Alkoholmissbrauch bei älteren Frauen und Männern ist ein ernstes Problem. Früher wurden ältere „Problemtrinker“ sowohl von den Gesundheitsexperten als auch der Allgemeinheit unterschätzt, da der Anteil Älterer an der Gesamtbevölkerung relativ klein war und viele Senioren zwar über organische Krankheiten klagten, die aber nicht als Folge des Alkoholmissbrauchs erkannt wurden. Jetzt wird das Problem spürbarer. Doch weil ältere Leute oft allein stehend sind oder weniger gesellschaftliche Kontakte haben, können sie ihr Alkoholproblem leichter verbergen.
Das Trinken großer Mengen Alkohol über einen längeren Zeitraum kann dazu führen, dass ein nicht mehr steuerbarer, krankhafter Alkoholismus eintritt. Dies kann ganz allmählich und unauffällig geschehen.
Der Weg zur Heilung führt über den Hausarzt. Es ist dabei keine Angst oder Scheu notwendig. Der Arzt ist zur Vertraulichkeit verpflichtet. Alkoholismus wird nicht hervorgerufen durch Willensschwäche oder den Wunsch, anderen wehzutun. Alkoholismus ist nicht unmoralisch, erniedrigend oder schändlich. Menschen, in deren Familien es eine Vorgeschichte von Alkoholismus gibt, sind viel stärker gefährdet. Zum Beispiel haben Kinder von Alkoholikern ein fünfmal größeres Risiko, Alkoholismus oder eine Drogenabhängigkeit zu entwickeln.
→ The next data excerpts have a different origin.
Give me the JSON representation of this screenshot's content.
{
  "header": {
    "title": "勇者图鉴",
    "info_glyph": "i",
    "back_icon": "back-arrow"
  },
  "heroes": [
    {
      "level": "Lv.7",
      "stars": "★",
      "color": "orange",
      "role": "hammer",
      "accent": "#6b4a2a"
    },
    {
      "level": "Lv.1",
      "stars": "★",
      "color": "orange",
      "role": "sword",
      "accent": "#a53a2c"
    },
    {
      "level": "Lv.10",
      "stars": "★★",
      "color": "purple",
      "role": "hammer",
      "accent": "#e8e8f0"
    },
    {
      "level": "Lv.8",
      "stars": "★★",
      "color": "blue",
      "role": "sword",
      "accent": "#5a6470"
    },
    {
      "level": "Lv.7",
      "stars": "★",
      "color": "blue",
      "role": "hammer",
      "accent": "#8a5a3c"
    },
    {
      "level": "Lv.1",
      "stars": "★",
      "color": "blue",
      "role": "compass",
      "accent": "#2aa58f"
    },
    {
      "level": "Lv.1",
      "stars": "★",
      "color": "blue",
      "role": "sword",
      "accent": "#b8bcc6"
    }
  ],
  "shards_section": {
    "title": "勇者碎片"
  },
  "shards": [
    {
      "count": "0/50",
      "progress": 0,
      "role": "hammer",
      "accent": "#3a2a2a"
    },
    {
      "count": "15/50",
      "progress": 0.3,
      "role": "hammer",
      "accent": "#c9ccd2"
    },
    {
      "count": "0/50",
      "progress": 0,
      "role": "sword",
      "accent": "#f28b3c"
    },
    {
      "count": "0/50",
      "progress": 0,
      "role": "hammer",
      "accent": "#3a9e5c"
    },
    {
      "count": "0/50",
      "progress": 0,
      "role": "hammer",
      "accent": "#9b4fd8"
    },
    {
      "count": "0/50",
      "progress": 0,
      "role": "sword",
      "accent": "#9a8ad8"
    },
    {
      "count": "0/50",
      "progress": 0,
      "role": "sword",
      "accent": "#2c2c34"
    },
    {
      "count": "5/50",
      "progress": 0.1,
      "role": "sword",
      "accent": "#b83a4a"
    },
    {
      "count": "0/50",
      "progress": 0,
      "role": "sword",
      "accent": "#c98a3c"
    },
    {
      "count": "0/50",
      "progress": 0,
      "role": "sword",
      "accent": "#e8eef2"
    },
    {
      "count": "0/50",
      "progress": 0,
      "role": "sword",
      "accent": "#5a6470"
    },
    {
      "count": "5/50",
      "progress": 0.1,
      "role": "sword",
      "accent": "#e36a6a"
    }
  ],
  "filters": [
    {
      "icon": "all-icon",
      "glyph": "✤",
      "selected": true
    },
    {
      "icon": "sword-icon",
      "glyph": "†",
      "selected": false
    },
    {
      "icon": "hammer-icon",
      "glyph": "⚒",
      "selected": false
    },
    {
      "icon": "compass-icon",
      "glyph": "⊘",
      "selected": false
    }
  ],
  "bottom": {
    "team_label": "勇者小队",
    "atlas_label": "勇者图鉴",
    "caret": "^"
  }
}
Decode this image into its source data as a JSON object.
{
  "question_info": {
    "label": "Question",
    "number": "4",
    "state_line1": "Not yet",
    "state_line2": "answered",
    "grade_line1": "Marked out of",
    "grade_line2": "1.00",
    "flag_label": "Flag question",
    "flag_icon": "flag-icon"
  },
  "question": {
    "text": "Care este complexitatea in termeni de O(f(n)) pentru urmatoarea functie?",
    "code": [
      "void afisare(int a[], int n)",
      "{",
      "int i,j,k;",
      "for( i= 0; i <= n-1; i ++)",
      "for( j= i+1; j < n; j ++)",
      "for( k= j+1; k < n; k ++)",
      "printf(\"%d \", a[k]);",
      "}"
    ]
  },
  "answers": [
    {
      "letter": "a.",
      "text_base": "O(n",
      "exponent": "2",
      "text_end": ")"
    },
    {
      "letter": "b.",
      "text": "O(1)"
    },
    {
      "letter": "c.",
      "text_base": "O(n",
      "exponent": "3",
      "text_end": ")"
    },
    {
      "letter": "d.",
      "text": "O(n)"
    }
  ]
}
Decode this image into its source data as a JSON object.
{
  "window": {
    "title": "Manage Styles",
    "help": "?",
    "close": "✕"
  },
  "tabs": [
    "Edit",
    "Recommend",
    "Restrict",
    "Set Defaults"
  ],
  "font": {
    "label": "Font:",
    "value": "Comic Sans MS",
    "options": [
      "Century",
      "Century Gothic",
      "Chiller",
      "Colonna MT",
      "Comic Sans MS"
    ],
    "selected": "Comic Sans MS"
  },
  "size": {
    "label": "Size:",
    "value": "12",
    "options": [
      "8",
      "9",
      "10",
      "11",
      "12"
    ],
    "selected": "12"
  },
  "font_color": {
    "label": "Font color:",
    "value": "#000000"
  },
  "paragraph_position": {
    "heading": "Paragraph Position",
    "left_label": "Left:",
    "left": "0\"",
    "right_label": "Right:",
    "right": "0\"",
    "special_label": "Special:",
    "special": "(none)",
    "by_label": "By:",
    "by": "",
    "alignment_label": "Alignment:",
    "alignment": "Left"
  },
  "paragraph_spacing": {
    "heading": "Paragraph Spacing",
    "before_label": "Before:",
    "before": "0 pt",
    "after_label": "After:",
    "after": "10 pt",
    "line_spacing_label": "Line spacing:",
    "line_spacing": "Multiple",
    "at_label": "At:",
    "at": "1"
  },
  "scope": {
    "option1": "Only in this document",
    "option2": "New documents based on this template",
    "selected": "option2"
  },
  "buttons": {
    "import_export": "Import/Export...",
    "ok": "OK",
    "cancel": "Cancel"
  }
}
Viele Menschen können mit Hilfe ihres Hausarztes und anderer kompetenter Partner den Alkoholismus besiegen. Die ersten wesentlichen Schritte im Genesungsprozess sind das Eingestehen, dass ein Alkoholproblem besteht und das Wissen, dass weiteres Trinken ernste Folgen haben kann.
Der nächste Schritt ist, sich Hilfe zu verschaffen – ein Prozess, der beim Hausarzt anfangen kann oder bei einer spezialisierten Organisation, z.B. den „Anonymen Alkoholikern (AA)“. Das ist ein freiwilliger Verband von Alkoholikern, die sich selbst und einander helfen, „trocken“ zu werden – und zu bleiben.(Anonyme Alkoholiker, Lotte-Branz-Str., 80939 München, Tel.: 089-3164343).